Loyton would not be extracted until 19 October. By then Houndsworth was long over. Leaving their jeeps for Marsh’s crew, the A Squadron boys had hared off towards Orléans in a motley convoy of requisitioned civilian cars powered by gasogene. Using side roads they dodged through the German lines. ‘The first indication of Allied troops,’ Johnny Coop
er wrote, ‘was an American military policeman on point duty … the MP was dumbfounded and let us through.’6
At the airbase, the Houndsworth team found a squadron of USAF Liberators disgorging tons of flour for the people of Paris. Reg Seekings, the 9mm round still lodged in his neck, went off to see the base commander, who turned out to be a Texan weapons enthusiast. Seekings offered him a Bren-gun in return for places on the Liberators going back to the UK. The USAF-man said they could hitch a ride on the aircraft leaving the next morning.

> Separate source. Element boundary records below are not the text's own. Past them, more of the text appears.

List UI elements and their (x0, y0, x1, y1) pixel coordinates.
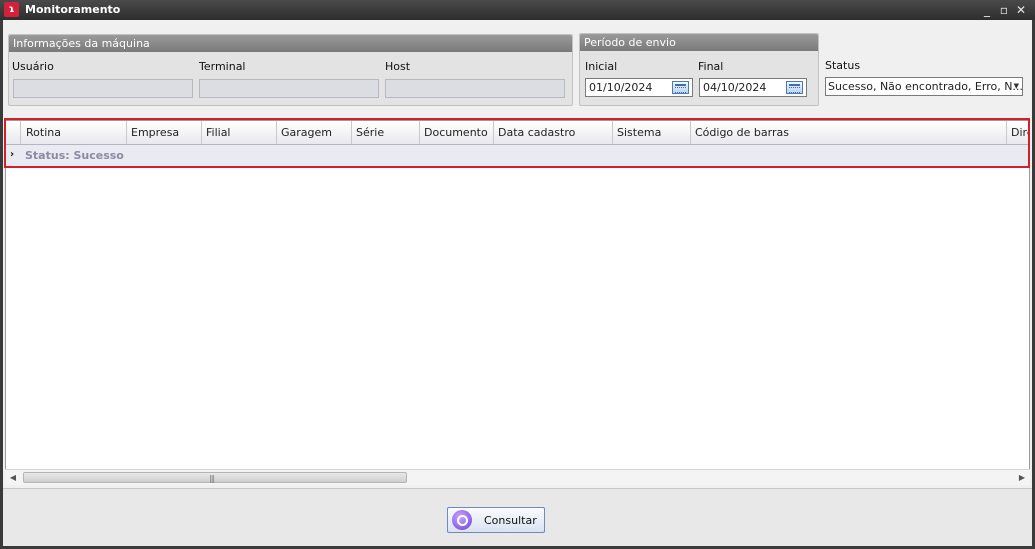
horizontal-scrollbar[interactable]: ◀ ||| ▶ (5, 469, 1030, 485)
row-indicator-header (6, 121, 21, 144)
user-field[interactable] (13, 79, 193, 98)
window-title: Monitoramento (25, 3, 121, 16)
user-label: Usuário (12, 60, 54, 73)
status-select-value: Sucesso, Não encontrado, Erro, N... (828, 80, 1023, 93)
column-header-empresa[interactable]: Empresa (127, 121, 202, 144)
consultar-button[interactable]: Consultar (447, 507, 545, 533)
group-row-label: Status: Sucesso (25, 149, 124, 162)
terminal-field[interactable] (199, 79, 379, 98)
machine-info-header: Informações da máquina (9, 35, 572, 52)
column-header-data-cadastro[interactable]: Data cadastro (494, 121, 613, 144)
row-expand-icon[interactable]: › (10, 149, 14, 160)
minimize-button[interactable]: _ (979, 2, 995, 18)
machine-info-group: Informações da máquina Usuário Terminal … (8, 34, 573, 106)
column-header-sistema[interactable]: Sistema (613, 121, 691, 144)
monitoramento-window: ɿ Monitoramento _ ▫ ✕ Informações da máq… (0, 0, 1035, 549)
consultar-label: Consultar (484, 514, 537, 527)
scroll-right-icon[interactable]: ▶ (1014, 470, 1030, 485)
grid-header: Rotina Empresa Filial Garagem Série Docu… (6, 121, 1029, 145)
maximize-button[interactable]: ▫ (996, 2, 1012, 18)
column-header-codigo-de-barras[interactable]: Código de barras (691, 121, 1007, 144)
period-header: Período de envio (580, 34, 818, 51)
status-select[interactable]: Sucesso, Não encontrado, Erro, N... ▼ (825, 77, 1023, 96)
results-grid[interactable]: Rotina Empresa Filial Garagem Série Docu… (5, 120, 1030, 485)
period-group: Período de envio Inicial Final 01/10/202… (579, 33, 819, 106)
final-calendar-icon[interactable] (786, 81, 803, 94)
group-row-status-sucesso[interactable]: › Status: Sucesso (6, 145, 1029, 167)
terminal-label: Terminal (199, 60, 246, 73)
initial-calendar-icon[interactable] (672, 81, 689, 94)
search-icon (452, 510, 472, 530)
column-header-serie[interactable]: Série (352, 121, 420, 144)
initial-label: Inicial (585, 60, 618, 73)
status-label: Status (825, 59, 861, 72)
column-header-documento[interactable]: Documento (420, 121, 494, 144)
title-bar: ɿ Monitoramento _ ▫ ✕ (0, 0, 1035, 20)
final-label: Final (698, 60, 724, 73)
app-logo-icon: ɿ (4, 2, 19, 17)
host-field[interactable] (385, 79, 565, 98)
client-area: Informações da máquina Usuário Terminal … (3, 20, 1032, 546)
scroll-left-icon[interactable]: ◀ (5, 470, 21, 485)
grip-icon: ||| (209, 474, 215, 483)
column-header-filial[interactable]: Filial (202, 121, 277, 144)
chevron-down-icon[interactable]: ▼ (1014, 78, 1019, 95)
close-button[interactable]: ✕ (1013, 2, 1029, 18)
host-label: Host (385, 60, 411, 73)
column-header-dire[interactable]: Dire (1007, 121, 1029, 144)
column-header-rotina[interactable]: Rotina (22, 121, 127, 144)
scroll-thumb[interactable]: ||| (23, 472, 407, 483)
footer-bar: Consultar (3, 488, 1032, 546)
column-header-garagem[interactable]: Garagem (277, 121, 352, 144)
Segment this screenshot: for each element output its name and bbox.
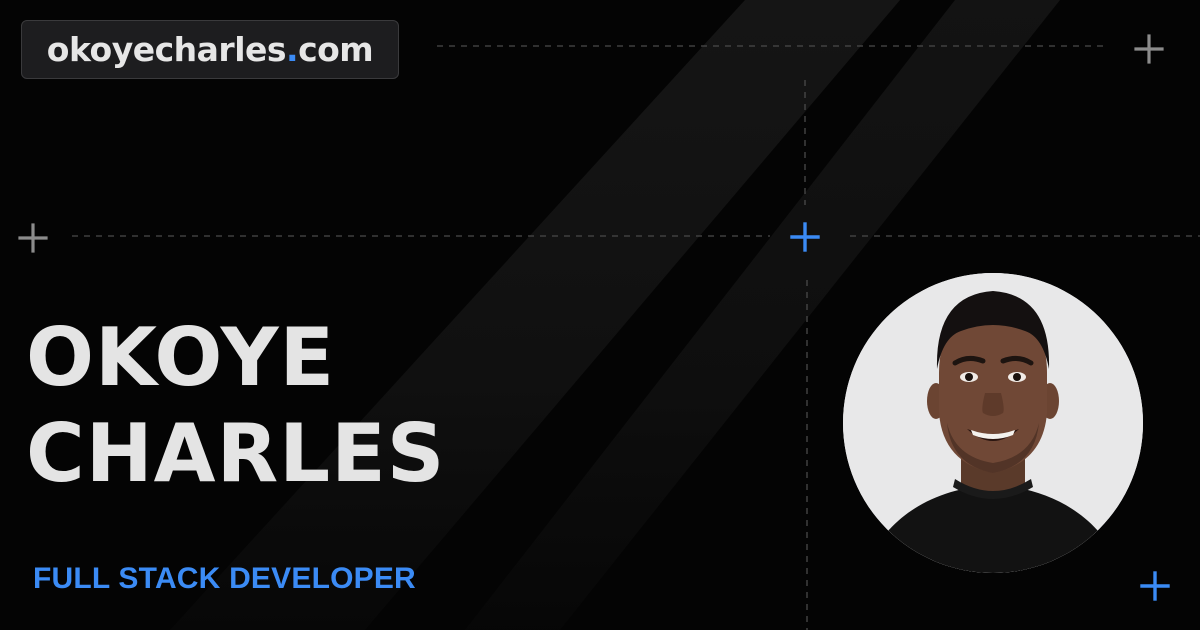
domain-tld: com (298, 30, 374, 69)
plus-icon (18, 223, 48, 253)
profile-name: OKOYE CHARLES (26, 310, 445, 502)
domain-name: okoyecharles (46, 30, 287, 69)
last-name: CHARLES (26, 407, 446, 500)
domain-badge[interactable]: okoyecharles. com (21, 20, 399, 79)
job-title: FULL STACK DEVELOPER (33, 562, 416, 595)
portrait-illustration (843, 273, 1143, 573)
avatar (843, 273, 1143, 573)
plus-icon (1140, 571, 1170, 601)
social-card: okoyecharles. com OKOYE CHARLES FULL STAC… (0, 0, 1200, 630)
first-name: OKOYE (26, 311, 336, 404)
domain-dot: . (286, 30, 299, 69)
plus-icon (1134, 34, 1164, 64)
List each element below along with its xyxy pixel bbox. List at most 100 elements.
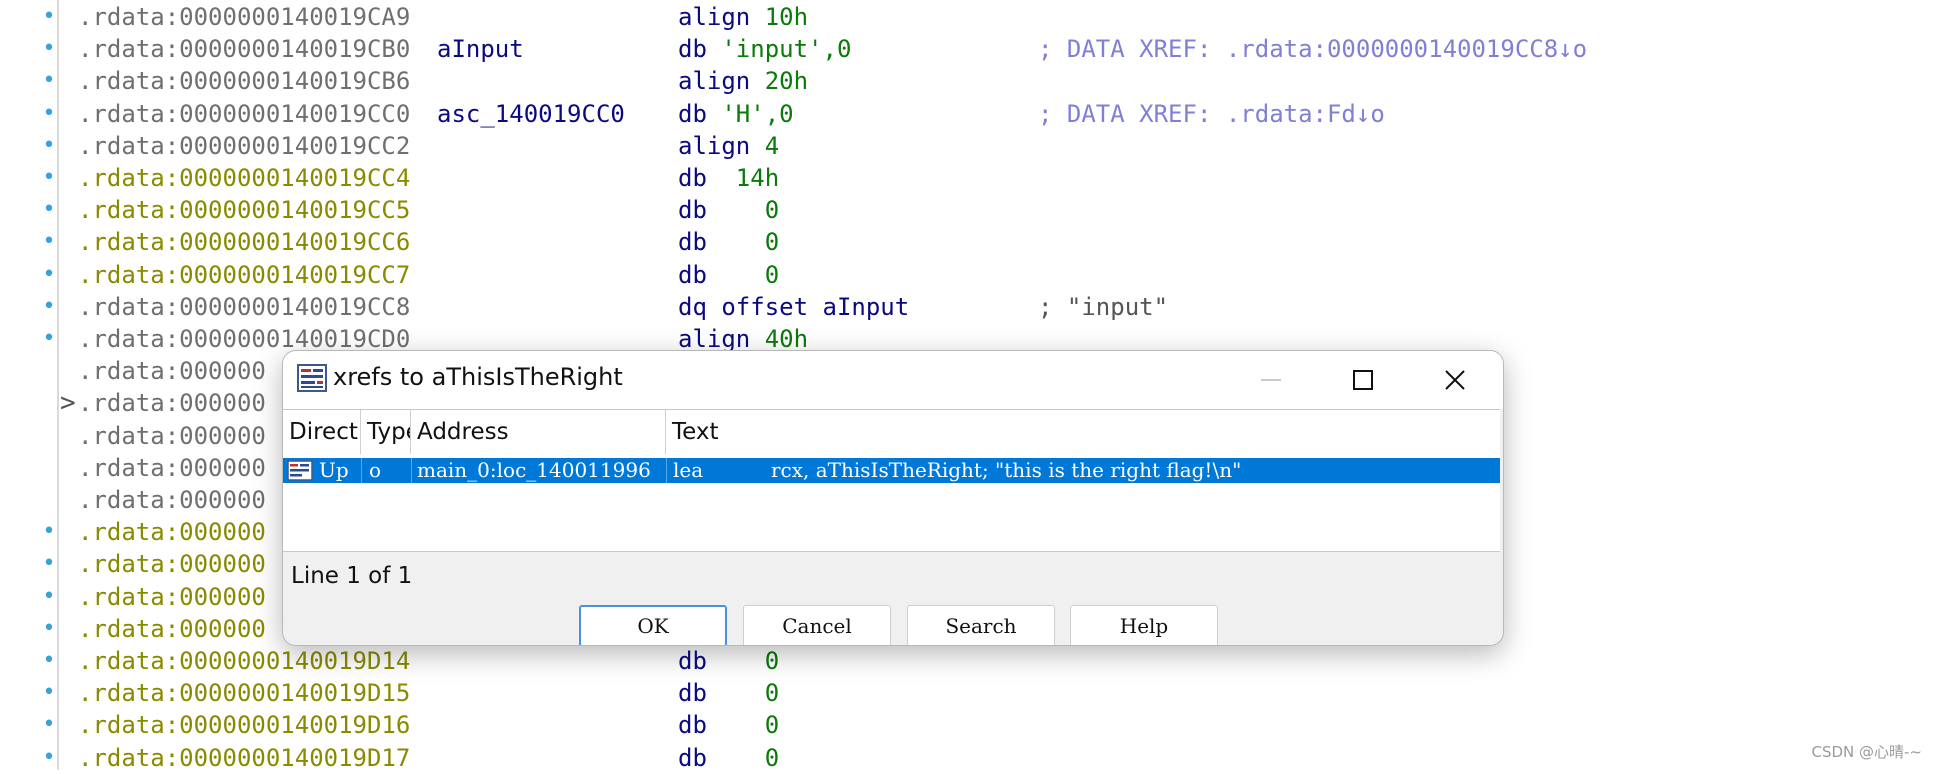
column-header-type[interactable]: Type (361, 410, 411, 454)
listing-comment: ; "input" (1038, 292, 1169, 321)
line-marker-icon: • (42, 229, 56, 255)
listing-opcode: align (678, 325, 751, 353)
listing-opcode: db (678, 260, 707, 289)
line-marker-icon: • (42, 326, 56, 351)
column-header-direction[interactable]: Direction (283, 410, 361, 454)
column-separator (361, 458, 362, 483)
listing-instruction: db 14h (678, 162, 779, 194)
close-button[interactable] (1433, 361, 1477, 399)
expand-arrow-icon[interactable]: > (60, 387, 76, 419)
line-marker-icon: • (42, 197, 56, 223)
listing-address: .rdata:0000000140019D15 (78, 679, 411, 708)
line-marker-icon: • (42, 744, 56, 770)
listing-address: .rdata:0000000140019CB0 (78, 35, 411, 64)
listing-instruction: db 0 (678, 742, 779, 774)
column-header-address[interactable]: Address (411, 410, 666, 454)
listing-instruction: db 0 (678, 259, 779, 291)
watermark: CSDN @心晴-~ (1811, 743, 1922, 761)
listing-address: .rdata:000000 (78, 518, 266, 547)
listing-address: .rdata:0000000140019CB6 (78, 67, 411, 96)
column-separator (411, 458, 412, 483)
listing-operand[interactable]: aInput (823, 293, 910, 321)
listing-opcode: db (678, 711, 707, 740)
line-marker-icon: • (42, 100, 56, 126)
gutter-divider (57, 0, 59, 770)
listing-operand: 20h (764, 67, 809, 96)
listing-label[interactable]: aInput (437, 33, 524, 65)
line-marker-icon: • (42, 132, 56, 158)
listing-opcode: dq offset (678, 292, 809, 321)
listing-address: .rdata:000000 (78, 614, 266, 643)
listing-address: .rdata:0000000140019CC4 (78, 164, 411, 192)
listing-opcode: align (678, 67, 751, 96)
listing-comment: ; DATA XREF: .rdata:0000000140019CC8↓o (1038, 35, 1588, 64)
listing-address: .rdata:000000 (78, 582, 266, 611)
listing-address: .rdata:000000 (78, 453, 266, 482)
line-marker-icon: • (42, 68, 56, 94)
search-button[interactable]: Search (907, 605, 1055, 645)
ok-button[interactable]: OK (579, 605, 727, 645)
listing-address: .rdata:000000 (78, 486, 266, 514)
line-marker-icon: • (42, 615, 56, 641)
listing-operand: 0 (721, 647, 780, 675)
listing-instruction: db 0 (678, 226, 779, 258)
xrefs-window-icon (297, 364, 327, 392)
listing-instruction: db 0 (678, 645, 779, 677)
listing-instruction: align 20h (678, 65, 808, 97)
listing-instruction: db 0 (678, 194, 779, 226)
listing-opcode: db (678, 196, 707, 225)
listing-operand: 0 (721, 743, 780, 772)
listing-opcode: db (678, 164, 707, 192)
status-line: Line 1 of 1 (291, 563, 413, 589)
listing-opcode: db (678, 743, 707, 772)
listing-operand: 14h (721, 164, 780, 192)
cell-text-mnemonic: lea (673, 458, 704, 482)
listing-operand: 'input',0 (721, 35, 852, 64)
listing-label[interactable]: asc_140019CC0 (437, 98, 625, 130)
listing-opcode: db (678, 99, 707, 128)
listing-operand: 0 (721, 679, 780, 708)
listing-opcode: db (678, 35, 707, 64)
dialog-titlebar[interactable]: xrefs to aThisIsTheRight (283, 351, 1503, 409)
listing-opcode: db (678, 647, 707, 675)
xref-row-icon (287, 460, 313, 481)
cell-direction: Up (319, 458, 349, 482)
listing-operand: 'H',0 (721, 99, 794, 128)
listing-address: .rdata:0000000140019CA9 (78, 3, 411, 31)
cancel-button[interactable]: Cancel (743, 605, 891, 645)
listing-instruction: db 0 (678, 709, 779, 741)
listing-opcode: db (678, 679, 707, 708)
minimize-button[interactable] (1249, 361, 1293, 399)
line-marker-icon: • (42, 583, 56, 609)
listing-opcode: db (678, 228, 707, 257)
listing-address: .rdata:000000 (78, 389, 266, 418)
line-marker-icon: • (42, 712, 56, 738)
listing-opcode: align (678, 3, 751, 31)
xrefs-table[interactable]: Direction Type Address Text Up o main_0:… (283, 409, 1500, 552)
listing-address: .rdata:0000000140019CC6 (78, 228, 411, 257)
listing-address: .rdata:0000000140019CC2 (78, 131, 411, 160)
line-marker-icon: • (42, 36, 56, 62)
listing-address: .rdata:000000 (78, 421, 266, 450)
listing-instruction: align 10h (678, 1, 808, 33)
listing-address: .rdata:0000000140019CC5 (78, 196, 411, 225)
listing-address: .rdata:0000000140019CC0 (78, 99, 411, 128)
listing-address: .rdata:000000 (78, 357, 266, 386)
line-marker-icon: • (42, 293, 56, 319)
table-row-selected[interactable]: Up o main_0:loc_140011996 lea rcx, aThis… (283, 458, 1500, 483)
listing-instruction: align 4 (678, 130, 779, 162)
listing-operand: 0 (721, 711, 780, 740)
listing-operand: 0 (721, 196, 780, 225)
listing-address: .rdata:0000000140019D14 (78, 647, 411, 675)
maximize-button[interactable] (1341, 361, 1385, 399)
dialog-title: xrefs to aThisIsTheRight (333, 363, 623, 391)
line-marker-icon: • (42, 4, 56, 29)
listing-address: .rdata:0000000140019D17 (78, 743, 411, 772)
line-marker-icon: • (42, 551, 56, 577)
help-button[interactable]: Help (1070, 605, 1218, 645)
line-marker-icon: • (42, 519, 56, 545)
column-header-text[interactable]: Text (666, 410, 1500, 454)
listing-address: .rdata:0000000140019CC8 (78, 292, 411, 321)
listing-instruction: db 'input',0 (678, 33, 851, 65)
line-marker-icon: • (42, 680, 56, 706)
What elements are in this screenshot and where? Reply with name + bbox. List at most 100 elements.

They took off through galleries of cloud and watched the sun strobing the French countryside beneath them. Ian Wellsted was shocked at the devastation he saw – villages bombed and shelled to rubble, the frames of wrecked aircraft amid patches of burnt sienna, reminding him of ‘moths that had singed their wings at a candle’s flame’.7 The battlefields of France gave way to the deep azure of the Channel, then to the cliffs of England – green meadows, dwarf cows, toy houses. ‘How beautiful it looked in the sun, and how peaceful,’ Wellsted wrote. ‘… It was good to be back in English skies.’8
59. ‘In the face of enemy machine-gun fire’
On the morning of 9 April 1945, Paddy Mayne’s signaller, David Danger, received an urgent wireless message. It came from Cpl. Eddie Ralphs, the man who had scragged nine Germans at Termoli with his Bren. Ralphs was pinned down in a ditch with other B Squadron men, and his OC, Major Dick Bond, had just been shot dead by a German sniper. ‘Paddy almost blew up,’ recalled Billy Hull, Royal Ulster Rifles, Mayne’s driver. ‘[He] just kept saying, “Poor Dick, poor Dick”.’1
They were crossing the flatlands of north Germany, wooded fens, criss-crossed with ditches and canals, that made tough going for their newly-armoured jeeps. Heading for the city of Oldenburg en route to the U-Boat docks at Wilhelmshaven, B and C Squadrons, 1 SAS, were pathfinding on the left flank of 4 Canadian Armoured Division, whose tanks were rumbling far behind. The SAS had taken over from an armoured recce squadron the previous day. For the German ops, they had left their SAS insignia behind. They were disguised in black berets with Royal Tank Regiment badges, and had even been issued with RTR paybooks. By now, the fate of the missing Bulbasket men was suspected, and the murder of the Garstin stick known from the survivors, Jones and Vaculik. The SAS knew what would happen to them if they were captured, and their identity revealed.